Comment From: jreback
as @jorisvandenbossche points out this already will show a deprecation warning; this will be changed to an exception in 1.0 (after 0.22.0). The 'this can be overlooked' is the reason.
And also note that using reindex is not the same as using loc, as reindex will not work when there are duplicates in the source dataframe.

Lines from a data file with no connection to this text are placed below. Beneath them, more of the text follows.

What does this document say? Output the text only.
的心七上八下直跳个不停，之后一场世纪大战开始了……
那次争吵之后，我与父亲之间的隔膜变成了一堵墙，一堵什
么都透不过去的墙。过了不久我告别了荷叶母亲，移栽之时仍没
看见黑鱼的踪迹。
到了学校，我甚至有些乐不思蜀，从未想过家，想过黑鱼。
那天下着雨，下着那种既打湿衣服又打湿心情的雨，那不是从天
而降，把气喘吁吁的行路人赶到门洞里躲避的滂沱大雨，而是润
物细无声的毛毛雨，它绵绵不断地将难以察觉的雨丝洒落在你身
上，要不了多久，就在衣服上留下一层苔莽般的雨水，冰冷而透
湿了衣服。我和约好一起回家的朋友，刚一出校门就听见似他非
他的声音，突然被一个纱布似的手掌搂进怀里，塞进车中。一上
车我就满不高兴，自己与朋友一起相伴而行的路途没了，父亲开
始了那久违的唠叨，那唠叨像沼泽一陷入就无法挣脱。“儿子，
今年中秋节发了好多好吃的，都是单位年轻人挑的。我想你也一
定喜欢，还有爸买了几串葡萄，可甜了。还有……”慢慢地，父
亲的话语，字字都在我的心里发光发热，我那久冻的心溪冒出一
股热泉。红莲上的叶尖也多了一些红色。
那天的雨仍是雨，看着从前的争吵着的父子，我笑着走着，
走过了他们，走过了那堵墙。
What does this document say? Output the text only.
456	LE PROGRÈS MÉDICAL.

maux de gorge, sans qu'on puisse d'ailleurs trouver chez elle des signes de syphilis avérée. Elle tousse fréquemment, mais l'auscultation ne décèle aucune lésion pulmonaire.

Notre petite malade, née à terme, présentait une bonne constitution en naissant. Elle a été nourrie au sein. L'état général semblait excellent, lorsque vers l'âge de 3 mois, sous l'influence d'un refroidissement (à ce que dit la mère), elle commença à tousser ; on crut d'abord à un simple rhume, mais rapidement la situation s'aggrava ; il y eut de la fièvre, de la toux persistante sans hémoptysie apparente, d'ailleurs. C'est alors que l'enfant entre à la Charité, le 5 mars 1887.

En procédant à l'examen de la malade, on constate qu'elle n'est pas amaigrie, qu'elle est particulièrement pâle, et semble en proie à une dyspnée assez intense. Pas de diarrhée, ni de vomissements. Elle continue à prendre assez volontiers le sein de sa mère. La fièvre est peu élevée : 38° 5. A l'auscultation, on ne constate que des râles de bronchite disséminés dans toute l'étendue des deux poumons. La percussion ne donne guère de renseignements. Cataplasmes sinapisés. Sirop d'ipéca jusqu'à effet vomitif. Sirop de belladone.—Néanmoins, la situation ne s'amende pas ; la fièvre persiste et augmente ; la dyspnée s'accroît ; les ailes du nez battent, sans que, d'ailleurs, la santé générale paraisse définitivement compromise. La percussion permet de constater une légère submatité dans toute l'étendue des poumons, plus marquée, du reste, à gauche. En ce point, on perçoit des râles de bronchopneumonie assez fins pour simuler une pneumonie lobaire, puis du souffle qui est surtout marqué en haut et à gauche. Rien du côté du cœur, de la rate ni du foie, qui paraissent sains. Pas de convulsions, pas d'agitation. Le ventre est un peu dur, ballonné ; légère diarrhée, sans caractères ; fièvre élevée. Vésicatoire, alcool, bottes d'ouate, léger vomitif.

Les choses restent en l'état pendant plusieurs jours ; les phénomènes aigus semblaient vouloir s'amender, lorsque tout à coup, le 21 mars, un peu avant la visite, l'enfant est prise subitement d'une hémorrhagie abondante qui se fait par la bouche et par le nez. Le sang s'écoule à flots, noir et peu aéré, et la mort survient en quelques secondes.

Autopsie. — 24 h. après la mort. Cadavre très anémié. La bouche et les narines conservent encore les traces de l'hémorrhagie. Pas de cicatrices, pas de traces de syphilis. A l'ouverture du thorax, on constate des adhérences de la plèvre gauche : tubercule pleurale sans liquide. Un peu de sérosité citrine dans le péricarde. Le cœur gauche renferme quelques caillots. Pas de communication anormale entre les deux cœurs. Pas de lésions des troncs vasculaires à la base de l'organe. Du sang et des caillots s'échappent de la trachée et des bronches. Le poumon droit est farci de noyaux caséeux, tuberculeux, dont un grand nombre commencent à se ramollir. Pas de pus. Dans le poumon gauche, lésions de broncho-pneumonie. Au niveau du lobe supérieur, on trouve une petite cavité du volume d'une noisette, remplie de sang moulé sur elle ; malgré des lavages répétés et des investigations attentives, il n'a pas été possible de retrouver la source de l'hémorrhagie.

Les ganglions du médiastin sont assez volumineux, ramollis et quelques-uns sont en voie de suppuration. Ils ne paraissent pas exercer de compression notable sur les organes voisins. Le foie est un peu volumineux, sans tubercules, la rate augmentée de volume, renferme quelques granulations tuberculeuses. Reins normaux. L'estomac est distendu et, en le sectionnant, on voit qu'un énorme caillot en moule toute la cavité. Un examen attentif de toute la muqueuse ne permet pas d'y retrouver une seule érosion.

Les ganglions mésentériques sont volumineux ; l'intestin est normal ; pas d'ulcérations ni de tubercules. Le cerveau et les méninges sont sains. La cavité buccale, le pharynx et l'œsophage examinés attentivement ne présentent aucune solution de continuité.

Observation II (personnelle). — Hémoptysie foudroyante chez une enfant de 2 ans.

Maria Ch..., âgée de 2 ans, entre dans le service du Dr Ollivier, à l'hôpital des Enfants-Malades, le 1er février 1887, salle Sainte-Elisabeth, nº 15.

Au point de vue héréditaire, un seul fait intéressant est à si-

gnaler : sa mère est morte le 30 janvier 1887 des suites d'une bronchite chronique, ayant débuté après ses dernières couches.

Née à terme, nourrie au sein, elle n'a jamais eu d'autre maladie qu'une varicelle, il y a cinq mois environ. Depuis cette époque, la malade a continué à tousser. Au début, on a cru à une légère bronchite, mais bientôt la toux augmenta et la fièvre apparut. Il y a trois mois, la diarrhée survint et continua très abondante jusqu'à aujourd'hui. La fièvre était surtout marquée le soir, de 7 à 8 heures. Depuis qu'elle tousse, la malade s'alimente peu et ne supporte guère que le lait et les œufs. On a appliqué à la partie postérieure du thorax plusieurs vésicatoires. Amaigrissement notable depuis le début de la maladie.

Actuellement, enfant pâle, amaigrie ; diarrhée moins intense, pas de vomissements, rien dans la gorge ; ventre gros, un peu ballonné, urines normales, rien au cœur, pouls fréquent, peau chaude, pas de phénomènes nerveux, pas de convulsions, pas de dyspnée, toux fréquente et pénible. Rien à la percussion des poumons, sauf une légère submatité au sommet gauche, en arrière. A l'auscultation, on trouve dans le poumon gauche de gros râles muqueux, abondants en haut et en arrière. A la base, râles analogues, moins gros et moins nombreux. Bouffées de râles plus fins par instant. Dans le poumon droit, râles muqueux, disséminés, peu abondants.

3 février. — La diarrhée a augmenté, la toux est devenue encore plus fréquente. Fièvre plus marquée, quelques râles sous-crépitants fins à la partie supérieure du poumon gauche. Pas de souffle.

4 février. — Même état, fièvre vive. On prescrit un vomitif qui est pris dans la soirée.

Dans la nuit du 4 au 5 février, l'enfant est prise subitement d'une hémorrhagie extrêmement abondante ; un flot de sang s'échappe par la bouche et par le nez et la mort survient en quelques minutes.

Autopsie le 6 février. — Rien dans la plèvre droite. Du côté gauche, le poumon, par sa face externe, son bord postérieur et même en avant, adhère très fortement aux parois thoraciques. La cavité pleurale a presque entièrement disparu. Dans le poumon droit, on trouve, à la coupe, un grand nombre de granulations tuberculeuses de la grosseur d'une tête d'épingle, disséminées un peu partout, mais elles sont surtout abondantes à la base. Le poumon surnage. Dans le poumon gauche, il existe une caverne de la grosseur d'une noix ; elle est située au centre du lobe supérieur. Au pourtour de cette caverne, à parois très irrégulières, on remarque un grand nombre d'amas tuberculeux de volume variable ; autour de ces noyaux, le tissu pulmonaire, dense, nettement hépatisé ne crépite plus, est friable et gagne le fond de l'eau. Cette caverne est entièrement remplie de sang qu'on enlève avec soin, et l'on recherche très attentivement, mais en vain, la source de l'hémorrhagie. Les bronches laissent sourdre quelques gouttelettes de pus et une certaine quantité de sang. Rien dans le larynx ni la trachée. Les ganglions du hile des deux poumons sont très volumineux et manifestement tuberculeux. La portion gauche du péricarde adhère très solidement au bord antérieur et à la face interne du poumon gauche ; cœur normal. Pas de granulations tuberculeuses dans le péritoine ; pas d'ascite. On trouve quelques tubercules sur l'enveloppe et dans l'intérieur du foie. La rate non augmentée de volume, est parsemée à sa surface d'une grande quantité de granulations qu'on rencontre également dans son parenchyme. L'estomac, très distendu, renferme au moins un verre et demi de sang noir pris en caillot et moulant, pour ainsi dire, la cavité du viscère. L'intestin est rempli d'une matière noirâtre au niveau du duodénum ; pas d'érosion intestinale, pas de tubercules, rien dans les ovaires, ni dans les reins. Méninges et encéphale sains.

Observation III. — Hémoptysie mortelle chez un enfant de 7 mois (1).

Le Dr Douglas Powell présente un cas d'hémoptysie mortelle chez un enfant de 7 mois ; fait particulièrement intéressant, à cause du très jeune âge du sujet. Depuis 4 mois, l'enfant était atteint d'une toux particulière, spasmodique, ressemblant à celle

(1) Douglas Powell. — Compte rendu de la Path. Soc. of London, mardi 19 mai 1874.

Of course if you have duplicates in an index, then you are on your own, that behavior is also not directly supported.
Comment From: mroeschke
This behavior looks fixed on master if anyone wants to put up at test.
In [1]: pd.__version__
Out[1]: '0.24.0.dev0+371.g0b7a08b70'
In [3]: s.loc[i]
Out[3]:
2017-09-30 06:00:00-05:00 0.951915
2017-09-30 23:00:00-05:00 0.969771
2017-09-30 23:00:00-05:00 0.969771
2017-10-01 00:00:00-05:00 0.461426
dtype: float64
In [4]: s.reindex(i)
Out[4]:
2017-09-30 06:00:00-05:00 0.951915
2017-09-30 23:00:00-05:00 0.969771
2017-09-30 23:00:00-05:00 0.969771
2017-10-01 00:00:00-05:00 0.461426
dtype: float64
In [5]: s.loc[i2]
/anaconda3/envs/pandas-dev/bin/ipython:1: FutureWarning:
Passing list-likes to .loc or [] with any missing label will raise
KeyError in the future, you can use .reindex() as an alternative.
See the documentation here:
https://pandas.pydata.org/pandas-docs/stable/indexing.html#deprecate-loc-reindex-listlike
#!/anaconda3/envs/pandas-dev/bin/python
Out[5]:
2017-09-30 06:00:00-05:00 0.951915
2017-09-30 23:00:00-05:00 0.969771
2017-09-30 23:00:00-05:00 0.969771
2017-10-01 00:00:00-05:00 0.461426
2017-10-01 01:00:00-05:00 NaN
dtype: float64
In [6]: s.reindex(i2)
Out[6]:
2017-09-30 06:00:00-05:00 0.951915
2017-09-30 23:00:00-05:00 0.969771
2017-09-30 23:00:00-05:00 0.969771
2017-10-01 00:00:00-05:00 0.461426
2017-10-01 01:00:00-05:00 NaN
dtype: float64
Comment From: gfyoung
- The deprecation warning is already tested thanks to #17295.
- No one has come forward with examples for how this deprecation could be "missed"
In light of those two facts, I'm going to close in fact.